De ondernemers kijken positief terug op hun eerste maanden als vermeerderaar. Ze hebben veel geleerd. Vooral ook door met andere vermeerderaars van gedachten te wisselen over het wel en wee in de zeugenhouderij. „Heel frappant vond ik te horen dat iedereen het werk op zijn eigen manier invult. Ondanks het feit dat de bedrijfsactiviteiten grotendeels vergelijkbaar zijn.”
Een mooie tak
„Het aantal biggen per zeug hangt van veel factoren af, onder andere de conditie van de zeug, leeftijd van de eerste dekking, maar ook de omstandigheden bij de vorige worp. Vooral bij gelten luistert het nauw. Het werk is heel breed. Dat wist ik niet. Voor alles wat je doet, krijg je een zichtbare beloning.” Marcel vindt de zeugenhouderij een mooie tak. Hij plaatst er wel een kanttekening bij. „Het is ook veel bewerkelijker.”
De nieuwbakken vermeerderaars zijn niet bang om raad te vragen. „We hebben alles afgekeken van de vorige eigenaar en doen alles in overleg met de dierenarts en de voerleverancier. Paul van de Oever van KI Nederland is hier twee weken geweest om te helpen met het insemineren.”
Bij de overname van het bedrijf hebben ze zoveel mogelijk hetzelfde gelaten. De mensen die er kwamen, komen er nog steeds. „We zijn alleen per 1 januari van dierenarts veranderd, omdat we met één dierenarts voor het totale bedrijf willen werken. Zolang we niets veranderen, kunnen we de oude eigenaar om raad vragen. We waren zelf groentjes op het gebied van de vermeerdering.”
Ontwikkelen van eigen visie
De ondernemers hoeven niet alleen te vertrouwen op de deskundigheid van vertegenwoordigers.

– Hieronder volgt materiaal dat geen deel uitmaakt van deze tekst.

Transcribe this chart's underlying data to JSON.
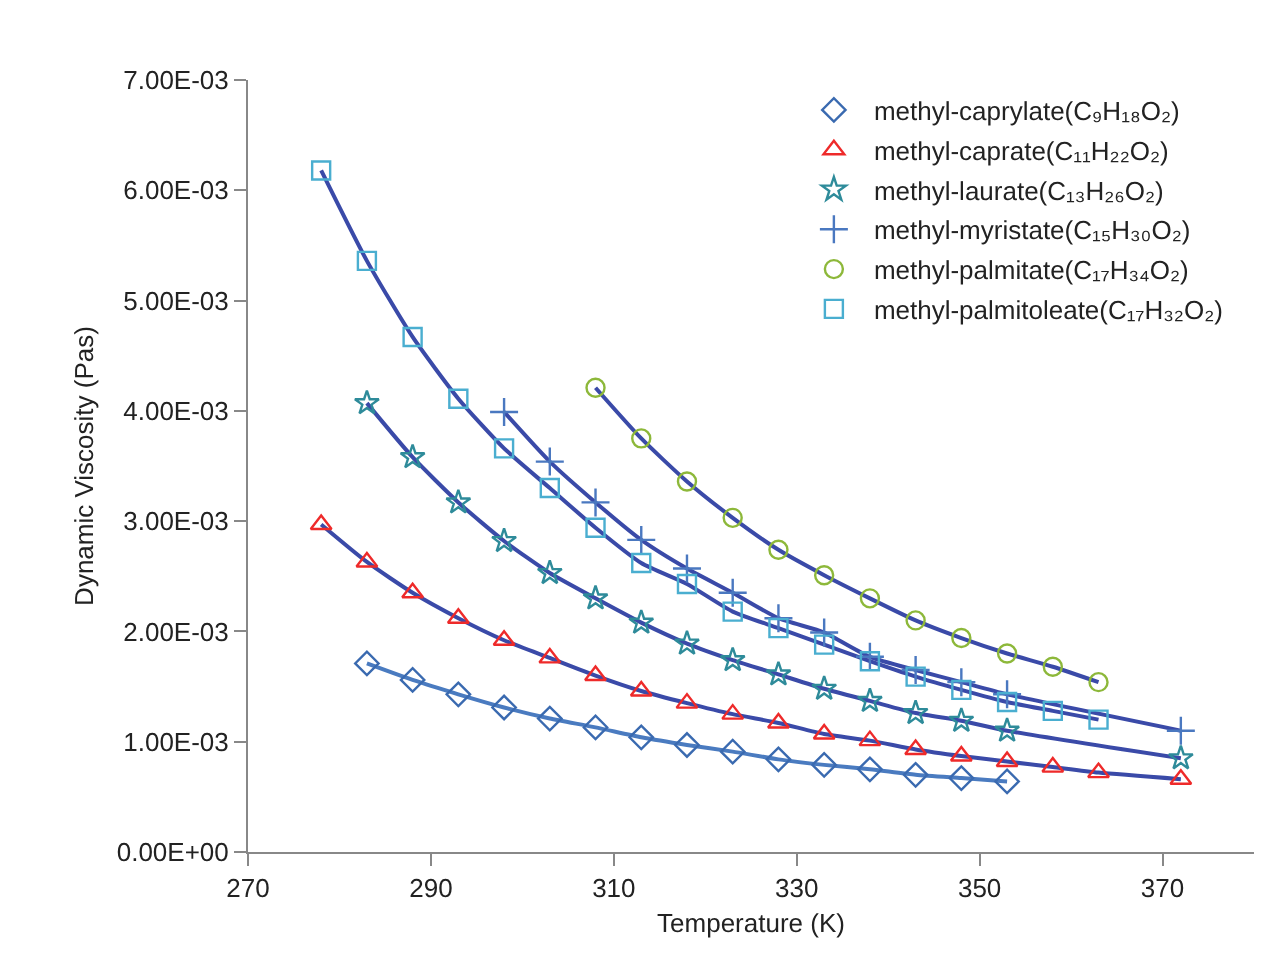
{
  "chart_data": {
    "type": "scatter",
    "xlabel": "Temperature (K)",
    "ylabel": "Dynamic Viscosity (Pas)",
    "xlim": [
      270,
      380
    ],
    "xticks": [
      270,
      290,
      310,
      330,
      350,
      370
    ],
    "ylim": [
      0,
      0.007
    ],
    "yticks": [
      {
        "value": 0,
        "label": "0.00E+00"
      },
      {
        "value": 0.001,
        "label": "1.00E-03"
      },
      {
        "value": 0.002,
        "label": "2.00E-03"
      },
      {
        "value": 0.003,
        "label": "3.00E-03"
      },
      {
        "value": 0.004,
        "label": "4.00E-03"
      },
      {
        "value": 0.005,
        "label": "5.00E-03"
      },
      {
        "value": 0.006,
        "label": "6.00E-03"
      },
      {
        "value": 0.007,
        "label": "7.00E-03"
      }
    ],
    "grid": false,
    "legend": "top right",
    "series": [
      {
        "type": "line",
        "color": "#4a7bc0",
        "marker": "none",
        "line_style": "solid",
        "x": [
          283,
          288,
          293,
          298,
          303,
          308,
          313,
          318,
          323,
          328,
          333,
          338,
          343,
          348,
          353
        ],
        "values": [
          0.00171,
          0.00156,
          0.00143,
          0.00131,
          0.00121,
          0.00113,
          0.00104,
          0.00097,
          0.00091,
          0.00084,
          0.00079,
          0.00075,
          0.0007,
          0.00067,
          0.00064
        ]
      },
      {
        "type": "line",
        "color": "#3a4aa8",
        "marker": "none",
        "line_style": "solid",
        "x": [
          278,
          283,
          288,
          293,
          298,
          303,
          308,
          313,
          318,
          323,
          328,
          333,
          338,
          343,
          348,
          353,
          358,
          363,
          372
        ],
        "values": [
          0.00297,
          0.00263,
          0.00235,
          0.00212,
          0.00192,
          0.00176,
          0.0016,
          0.00146,
          0.00135,
          0.00125,
          0.00117,
          0.00107,
          0.00101,
          0.00093,
          0.00087,
          0.00082,
          0.00077,
          0.00072,
          0.00066
        ]
      },
      {
        "type": "line",
        "color": "#3a4aa8",
        "marker": "none",
        "line_style": "solid",
        "x": [
          283,
          288,
          293,
          298,
          303,
          308,
          313,
          318,
          323,
          328,
          333,
          338,
          343,
          348,
          353,
          372
        ],
        "values": [
          0.00407,
          0.00358,
          0.00317,
          0.00282,
          0.00253,
          0.0023,
          0.00208,
          0.00189,
          0.00174,
          0.00161,
          0.00148,
          0.00137,
          0.00126,
          0.00119,
          0.0011,
          0.00085
        ]
      },
      {
        "type": "line",
        "color": "#3a4aa8",
        "marker": "none",
        "line_style": "solid",
        "x": [
          298,
          303,
          308,
          313,
          318,
          323,
          328,
          333,
          338,
          343,
          348,
          353,
          372
        ],
        "values": [
          0.00399,
          0.00354,
          0.00317,
          0.00283,
          0.00257,
          0.00235,
          0.00212,
          0.00199,
          0.00177,
          0.00165,
          0.00154,
          0.00143,
          0.0011
        ]
      },
      {
        "type": "line",
        "color": "#3a4aa8",
        "marker": "none",
        "line_style": "solid",
        "x": [
          308,
          313,
          318,
          323,
          328,
          333,
          338,
          343,
          348,
          353,
          358,
          363
        ],
        "values": [
          0.00421,
          0.00375,
          0.00336,
          0.00303,
          0.00274,
          0.00251,
          0.0023,
          0.0021,
          0.00194,
          0.0018,
          0.00168,
          0.00154
        ]
      },
      {
        "type": "line",
        "color": "#3a4aa8",
        "marker": "none",
        "line_style": "solid",
        "x": [
          278,
          283,
          288,
          293,
          298,
          303,
          308,
          313,
          318,
          323,
          328,
          333,
          338,
          343,
          348,
          353,
          358,
          363
        ],
        "values": [
          0.00618,
          0.00536,
          0.00467,
          0.00411,
          0.00366,
          0.0033,
          0.00294,
          0.00262,
          0.00243,
          0.00218,
          0.00203,
          0.00188,
          0.00173,
          0.00159,
          0.00147,
          0.00136,
          0.00128,
          0.0012
        ]
      },
      {
        "name": "methyl-caprylate(C₉H₁₈O₂)",
        "color": "#3a6ab0",
        "marker": "diamond",
        "x": [
          283,
          288,
          293,
          298,
          303,
          308,
          313,
          318,
          323,
          328,
          333,
          338,
          343,
          348,
          353
        ],
        "values": [
          0.00171,
          0.00156,
          0.00143,
          0.00131,
          0.00121,
          0.00113,
          0.00104,
          0.00097,
          0.00091,
          0.00084,
          0.00079,
          0.00075,
          0.0007,
          0.00067,
          0.00064
        ]
      },
      {
        "name": "methyl-caprate(C₁₁H₂₂O₂)",
        "color": "#ee2a2a",
        "marker": "triangle",
        "x": [
          278,
          283,
          288,
          293,
          298,
          303,
          308,
          313,
          318,
          323,
          328,
          333,
          338,
          343,
          348,
          353,
          358,
          363,
          372
        ],
        "values": [
          0.00297,
          0.00263,
          0.00235,
          0.00212,
          0.00192,
          0.00176,
          0.0016,
          0.00146,
          0.00135,
          0.00125,
          0.00117,
          0.00107,
          0.00101,
          0.00093,
          0.00087,
          0.00082,
          0.00077,
          0.00072,
          0.00066
        ]
      },
      {
        "name": "methyl-laurate(C₁₃H₂₆O₂)",
        "color": "#2e8b9a",
        "marker": "star",
        "x": [
          283,
          288,
          293,
          298,
          303,
          308,
          313,
          318,
          323,
          328,
          333,
          338,
          343,
          348,
          353,
          372
        ],
        "values": [
          0.00407,
          0.00358,
          0.00317,
          0.00282,
          0.00253,
          0.0023,
          0.00208,
          0.00189,
          0.00174,
          0.00161,
          0.00148,
          0.00137,
          0.00126,
          0.00119,
          0.0011,
          0.00085
        ]
      },
      {
        "name": "methyl-myristate(C₁₅H₃₀O₂)",
        "color": "#4a78c0",
        "marker": "cross",
        "x": [
          298,
          303,
          308,
          313,
          318,
          323,
          328,
          333,
          338,
          343,
          348,
          353,
          372
        ],
        "values": [
          0.00399,
          0.00354,
          0.00317,
          0.00283,
          0.00257,
          0.00235,
          0.00212,
          0.00199,
          0.00177,
          0.00165,
          0.00154,
          0.00143,
          0.0011
        ]
      },
      {
        "name": "methyl-palmitate(C₁₇H₃₄O₂)",
        "color": "#8db83a",
        "marker": "circle",
        "x": [
          308,
          313,
          318,
          323,
          328,
          333,
          338,
          343,
          348,
          353,
          358,
          363
        ],
        "values": [
          0.00421,
          0.00375,
          0.00336,
          0.00303,
          0.00274,
          0.00251,
          0.0023,
          0.0021,
          0.00194,
          0.0018,
          0.00168,
          0.00154
        ]
      },
      {
        "name": "methyl-palmitoleate(C₁₇H₃₂O₂)",
        "color": "#4aaed0",
        "marker": "square",
        "x": [
          278,
          283,
          288,
          293,
          298,
          303,
          308,
          313,
          318,
          323,
          328,
          333,
          338,
          343,
          348,
          353,
          358,
          363
        ],
        "values": [
          0.00618,
          0.00536,
          0.00467,
          0.00411,
          0.00366,
          0.0033,
          0.00294,
          0.00262,
          0.00243,
          0.00218,
          0.00203,
          0.00188,
          0.00173,
          0.00159,
          0.00147,
          0.00136,
          0.00128,
          0.0012
        ]
      }
    ]
  }
}
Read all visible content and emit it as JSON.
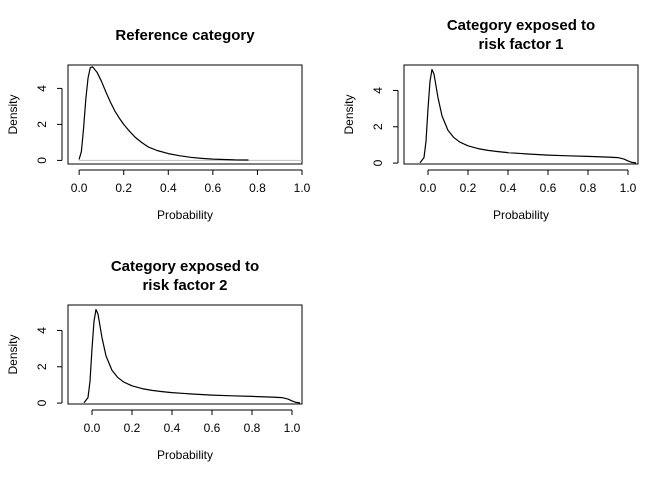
{
  "chart_data": [
    {
      "type": "line",
      "title_lines": [
        "Reference category"
      ],
      "xlabel": "Probability",
      "ylabel": "Density",
      "xlim": [
        -0.05,
        1.0
      ],
      "ylim": [
        -0.2,
        5.3
      ],
      "xticks": [
        0.0,
        0.2,
        0.4,
        0.6,
        0.8,
        1.0
      ],
      "xtick_labels": [
        "0.0",
        "0.2",
        "0.4",
        "0.6",
        "0.8",
        "1.0"
      ],
      "yticks": [
        0,
        2,
        4
      ],
      "ytick_labels": [
        "0",
        "2",
        "4"
      ],
      "baseline": true,
      "x": [
        0.0,
        0.01,
        0.02,
        0.03,
        0.04,
        0.05,
        0.06,
        0.08,
        0.1,
        0.12,
        0.14,
        0.16,
        0.18,
        0.2,
        0.22,
        0.25,
        0.28,
        0.31,
        0.35,
        0.4,
        0.45,
        0.5,
        0.55,
        0.6,
        0.65,
        0.7,
        0.76
      ],
      "y": [
        0.05,
        0.5,
        1.8,
        3.4,
        4.6,
        5.15,
        5.2,
        4.9,
        4.4,
        3.8,
        3.25,
        2.75,
        2.35,
        2.0,
        1.7,
        1.3,
        1.0,
        0.75,
        0.55,
        0.38,
        0.26,
        0.17,
        0.11,
        0.07,
        0.05,
        0.03,
        0.02
      ]
    },
    {
      "type": "line",
      "title_lines": [
        "Category exposed to",
        "risk factor 1"
      ],
      "xlabel": "Probability",
      "ylabel": "Density",
      "xlim": [
        -0.12,
        1.05
      ],
      "ylim": [
        -0.05,
        5.4
      ],
      "xticks": [
        0.0,
        0.2,
        0.4,
        0.6,
        0.8,
        1.0
      ],
      "xtick_labels": [
        "0.0",
        "0.2",
        "0.4",
        "0.6",
        "0.8",
        "1.0"
      ],
      "yticks": [
        0,
        2,
        4
      ],
      "ytick_labels": [
        "0",
        "2",
        "4"
      ],
      "baseline": false,
      "x": [
        -0.04,
        -0.02,
        -0.01,
        0.0,
        0.01,
        0.02,
        0.03,
        0.05,
        0.07,
        0.1,
        0.13,
        0.16,
        0.2,
        0.25,
        0.3,
        0.35,
        0.4,
        0.45,
        0.5,
        0.6,
        0.7,
        0.8,
        0.9,
        0.95,
        0.98,
        1.0,
        1.02,
        1.04
      ],
      "y": [
        0.02,
        0.3,
        1.2,
        3.0,
        4.5,
        5.15,
        4.9,
        3.6,
        2.6,
        1.8,
        1.4,
        1.15,
        0.95,
        0.8,
        0.7,
        0.63,
        0.58,
        0.54,
        0.5,
        0.44,
        0.4,
        0.37,
        0.33,
        0.3,
        0.22,
        0.12,
        0.04,
        0.01
      ]
    },
    {
      "type": "line",
      "title_lines": [
        "Category exposed to",
        "risk factor 2"
      ],
      "xlabel": "Probability",
      "ylabel": "Density",
      "xlim": [
        -0.12,
        1.05
      ],
      "ylim": [
        -0.05,
        5.4
      ],
      "xticks": [
        0.0,
        0.2,
        0.4,
        0.6,
        0.8,
        1.0
      ],
      "xtick_labels": [
        "0.0",
        "0.2",
        "0.4",
        "0.6",
        "0.8",
        "1.0"
      ],
      "yticks": [
        0,
        2,
        4
      ],
      "ytick_labels": [
        "0",
        "2",
        "4"
      ],
      "baseline": false,
      "x": [
        -0.04,
        -0.02,
        -0.01,
        0.0,
        0.01,
        0.02,
        0.03,
        0.05,
        0.07,
        0.1,
        0.13,
        0.16,
        0.2,
        0.25,
        0.3,
        0.35,
        0.4,
        0.45,
        0.5,
        0.6,
        0.7,
        0.8,
        0.9,
        0.95,
        0.98,
        1.0,
        1.02,
        1.04
      ],
      "y": [
        0.02,
        0.3,
        1.2,
        3.0,
        4.5,
        5.15,
        4.9,
        3.6,
        2.6,
        1.8,
        1.4,
        1.15,
        0.95,
        0.8,
        0.7,
        0.63,
        0.58,
        0.54,
        0.5,
        0.44,
        0.4,
        0.37,
        0.33,
        0.3,
        0.22,
        0.12,
        0.04,
        0.01
      ]
    }
  ]
}
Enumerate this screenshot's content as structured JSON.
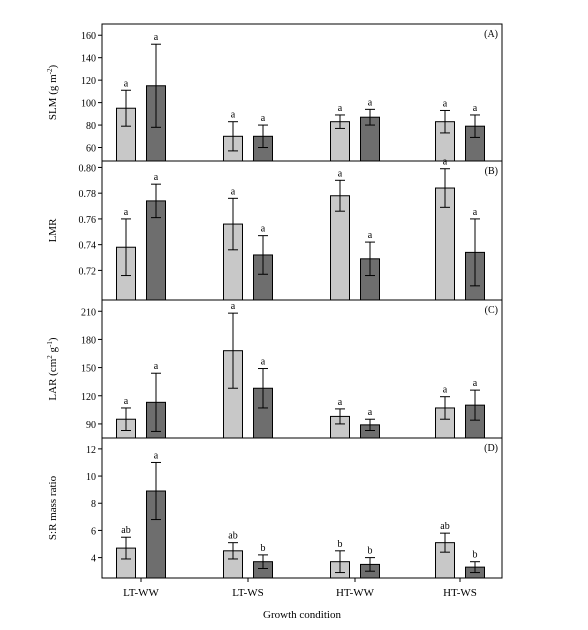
{
  "figure": {
    "xlabel": "Growth condition",
    "categories": [
      "LT-WW",
      "LT-WS",
      "HT-WW",
      "HT-WS"
    ],
    "colors": {
      "light_bar": "#c8c8c8",
      "dark_bar": "#6e6e6e",
      "axis": "#000000"
    }
  },
  "chart_data": [
    {
      "type": "bar",
      "panel": "(A)",
      "ylabel": "SLM (g m",
      "ylabel_sup": "-2",
      "ylabel_close": ")",
      "ylim": [
        48,
        170
      ],
      "yticks": [
        60,
        80,
        100,
        120,
        140,
        160
      ],
      "categories": [
        "LT-WW",
        "LT-WS",
        "HT-WW",
        "HT-WS"
      ],
      "series": [
        {
          "values": [
            95,
            70,
            83,
            83
          ],
          "errors": [
            16,
            13,
            6,
            10
          ],
          "letters": [
            "a",
            "a",
            "a",
            "a"
          ]
        },
        {
          "values": [
            115,
            70,
            87,
            79
          ],
          "errors": [
            37,
            10,
            7,
            10
          ],
          "letters": [
            "a",
            "a",
            "a",
            "a"
          ]
        }
      ]
    },
    {
      "type": "bar",
      "panel": "(B)",
      "ylabel": "LMR",
      "ylim": [
        0.697,
        0.805
      ],
      "yticks": [
        "0.72",
        "0.74",
        "0.76",
        "0.78",
        "0.80"
      ],
      "categories": [
        "LT-WW",
        "LT-WS",
        "HT-WW",
        "HT-WS"
      ],
      "series": [
        {
          "values": [
            0.738,
            0.756,
            0.778,
            0.784
          ],
          "errors": [
            0.022,
            0.02,
            0.012,
            0.015
          ],
          "letters": [
            "a",
            "a",
            "a",
            "a"
          ]
        },
        {
          "values": [
            0.774,
            0.732,
            0.729,
            0.734
          ],
          "errors": [
            0.013,
            0.015,
            0.013,
            0.026
          ],
          "letters": [
            "a",
            "a",
            "a",
            "a"
          ]
        }
      ]
    },
    {
      "type": "bar",
      "panel": "(C)",
      "ylabel": "LAR (cm",
      "ylabel_sup": "2",
      "ylabel_mid": " g",
      "ylabel_sup2": "-1",
      "ylabel_close": ")",
      "ylim": [
        75,
        222
      ],
      "yticks": [
        90,
        120,
        150,
        180,
        210
      ],
      "categories": [
        "LT-WW",
        "LT-WS",
        "HT-WW",
        "HT-WS"
      ],
      "series": [
        {
          "values": [
            95,
            168,
            98,
            107
          ],
          "errors": [
            12,
            40,
            8,
            12
          ],
          "letters": [
            "a",
            "a",
            "a",
            "a"
          ]
        },
        {
          "values": [
            113,
            128,
            89,
            110
          ],
          "errors": [
            31,
            21,
            6,
            16
          ],
          "letters": [
            "a",
            "a",
            "a",
            "a"
          ]
        }
      ]
    },
    {
      "type": "bar",
      "panel": "(D)",
      "ylabel": "S:R mass ratio",
      "ylim": [
        2.5,
        12.8
      ],
      "yticks": [
        4,
        6,
        8,
        10,
        12
      ],
      "categories": [
        "LT-WW",
        "LT-WS",
        "HT-WW",
        "HT-WS"
      ],
      "series": [
        {
          "values": [
            4.7,
            4.5,
            3.7,
            5.1
          ],
          "errors": [
            0.8,
            0.6,
            0.8,
            0.7
          ],
          "letters": [
            "ab",
            "ab",
            "b",
            "ab"
          ]
        },
        {
          "values": [
            8.9,
            3.7,
            3.5,
            3.3
          ],
          "errors": [
            2.1,
            0.5,
            0.5,
            0.4
          ],
          "letters": [
            "a",
            "b",
            "b",
            "b"
          ]
        }
      ]
    }
  ]
}
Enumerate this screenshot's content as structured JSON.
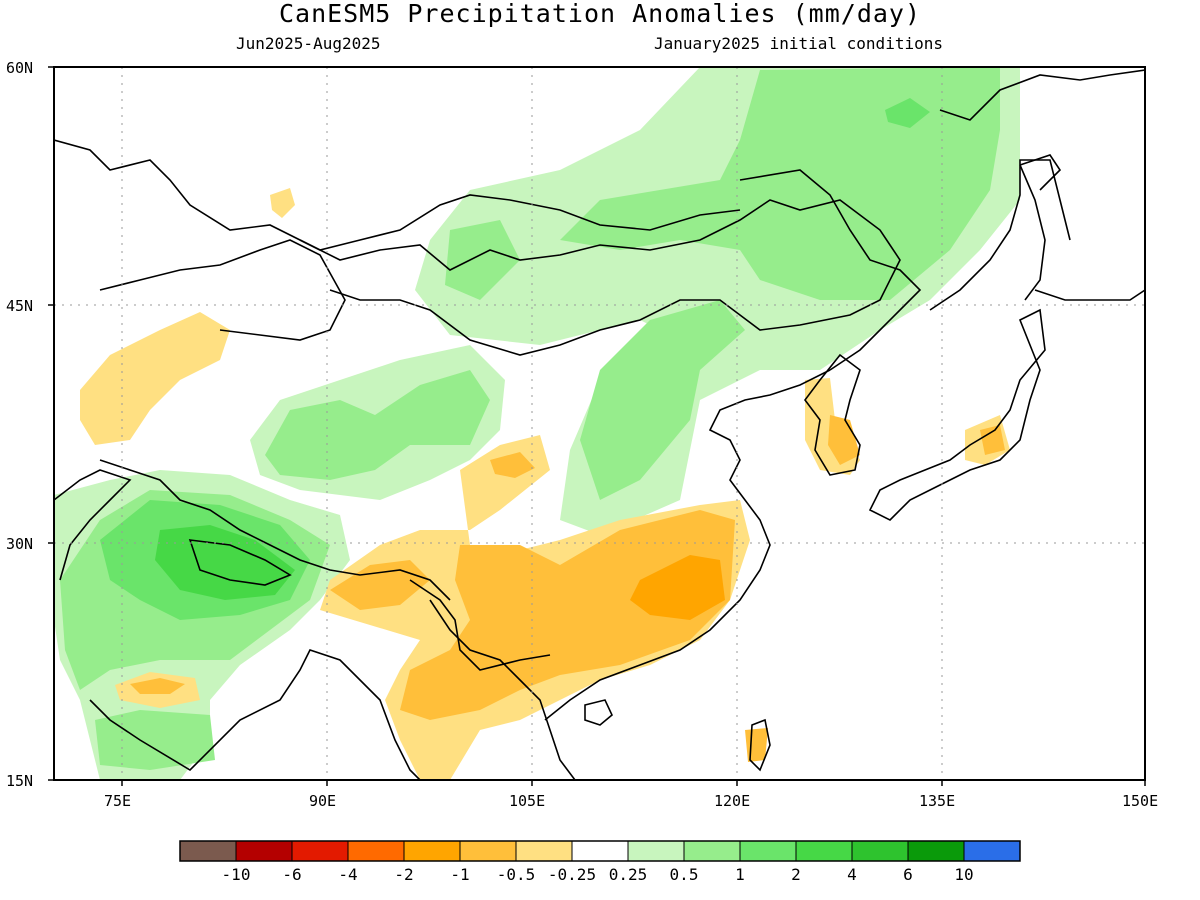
{
  "header": {
    "title": "CanESM5 Precipitation Anomalies (mm/day)",
    "period": "Jun2025-Aug2025",
    "init": "January2025 initial conditions"
  },
  "map": {
    "lon_range": [
      70,
      150
    ],
    "lat_range": [
      15,
      60
    ],
    "lon_ticks": [
      {
        "value": 75,
        "label": "75E"
      },
      {
        "value": 90,
        "label": "90E"
      },
      {
        "value": 105,
        "label": "105E"
      },
      {
        "value": 120,
        "label": "120E"
      },
      {
        "value": 135,
        "label": "135E"
      },
      {
        "value": 150,
        "label": "150E"
      }
    ],
    "lat_ticks": [
      {
        "value": 60,
        "label": "60N"
      },
      {
        "value": 45,
        "label": "45N"
      },
      {
        "value": 30,
        "label": "30N"
      },
      {
        "value": 15,
        "label": "15N"
      }
    ],
    "grid": true
  },
  "colorbar": {
    "colors": [
      "#7b5a4e",
      "#b40000",
      "#e31a00",
      "#ff6a00",
      "#ffa500",
      "#ffbf3a",
      "#ffe082",
      "#ffffff",
      "#c8f5be",
      "#96ed8c",
      "#6ae46a",
      "#46d846",
      "#2ec32e",
      "#0a9a0a",
      "#2a6ee8"
    ],
    "labels": [
      "-10",
      "-6",
      "-4",
      "-2",
      "-1",
      "-0.5",
      "-0.25",
      "0.25",
      "0.5",
      "1",
      "2",
      "4",
      "6",
      "10"
    ]
  },
  "fields": [
    {
      "level": "0.25",
      "color": "#c8f5be",
      "region": "mongolia-north-china"
    },
    {
      "level": "0.5",
      "color": "#96ed8c",
      "region": "mongolia-core"
    },
    {
      "level": "0.5",
      "color": "#96ed8c",
      "region": "north-china-plain"
    },
    {
      "level": "0.25",
      "color": "#c8f5be",
      "region": "tibet-west"
    },
    {
      "level": "0.5",
      "color": "#96ed8c",
      "region": "tibet-west-core"
    },
    {
      "level": "0.25",
      "color": "#c8f5be",
      "region": "north-india"
    },
    {
      "level": "1",
      "color": "#6ae46a",
      "region": "north-india-core"
    },
    {
      "level": "2",
      "color": "#46d846",
      "region": "nepal"
    },
    {
      "level": "-0.25",
      "color": "#ffe082",
      "region": "kazakhstan"
    },
    {
      "level": "-0.25",
      "color": "#ffe082",
      "region": "south-china"
    },
    {
      "level": "-0.5",
      "color": "#ffbf3a",
      "region": "south-china-core"
    },
    {
      "level": "-1",
      "color": "#ffa500",
      "region": "south-china-max"
    },
    {
      "level": "-0.25",
      "color": "#ffe082",
      "region": "korea-japan"
    },
    {
      "level": "-0.5",
      "color": "#ffbf3a",
      "region": "korea"
    }
  ]
}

Ze hebben sinds september een ervaren bedrijfsleider in dienst. Hij is in principe verantwoordelijk voor de zeugen. Op piekmomenten krijgt de bedrijfsleider hulp van twee medewerkers van de varkenshandel of stagiaires. Dit komt neer op zo’n twee dagen in de week. Met de weekenddiensten draait Van den Berkmortel mee. „Zo blijf je zelf op de hoogte van wat er speelt bij de zeugen en de vleesvarkens. Daarom is het makkelijk dat het bedrijf in dezelfde straat is.”
Van den Berkmortel heeft in de korte tijd als vermeerderaar een eigen visie ontwikkeld. Op het bedrijf wordt niet alles uit de kast getrokken om ook de laatste, slechtste big te redden. „Dit zijn namelijk de biggen die de gezonde biggen infecteren.” Wel wordt ijverig geprobeerd om de speendip te minimaliseren door de eerste week na spenen in een bakje brij bij te voeren aan de biggen. „Een big moet vreten”, zegt Van den Berkmortel, „want een big die goed eet, groeit goed en groeit vanzelf over veel problemen heen.”
Zijn korte ervaring als vermeerderaar weerhield de ondernemer er niet van om een collega te adviseren in de eerste week brij bij te voeren. „De resultaten in de mesterij zijn onder andere afhankelijk van de kwaliteit en de verzorging van de big op het zeugenbedrijf.”
Historie en toekomst
Varkenshandel van den Berkmortel is bijna een halve eeuw geleden door de ouders van Marcel van den Berkmortel gestart. Destijds werden zowel runderen als varkens verhandeld. In de jaren negentig zijn er twee vleesvarkensbedrijven aangekocht en hebben Marcel en zijn vrouw Doreen het bedrijf overgenomen.
Het vleesvarkensbedrijf van de ouders van Doreen is in 2006 aan het bedrijf toegevoegd. In 2008 is de stap naar een gesloten bedrijf genomen door de aankoop van een vermeerderingsbedrijf. Wanneer de eerste fase uitgevoerd is, zal het bedrijf bestaan uit twee vleesvarkensbedrijven, een speenbiggenopfokbedrijf met vleesvarkens en een vermeerderingsbedrijf. In totaal 5.000 vleesvarkenplaatsen en 1.150 zeugenplaatsen.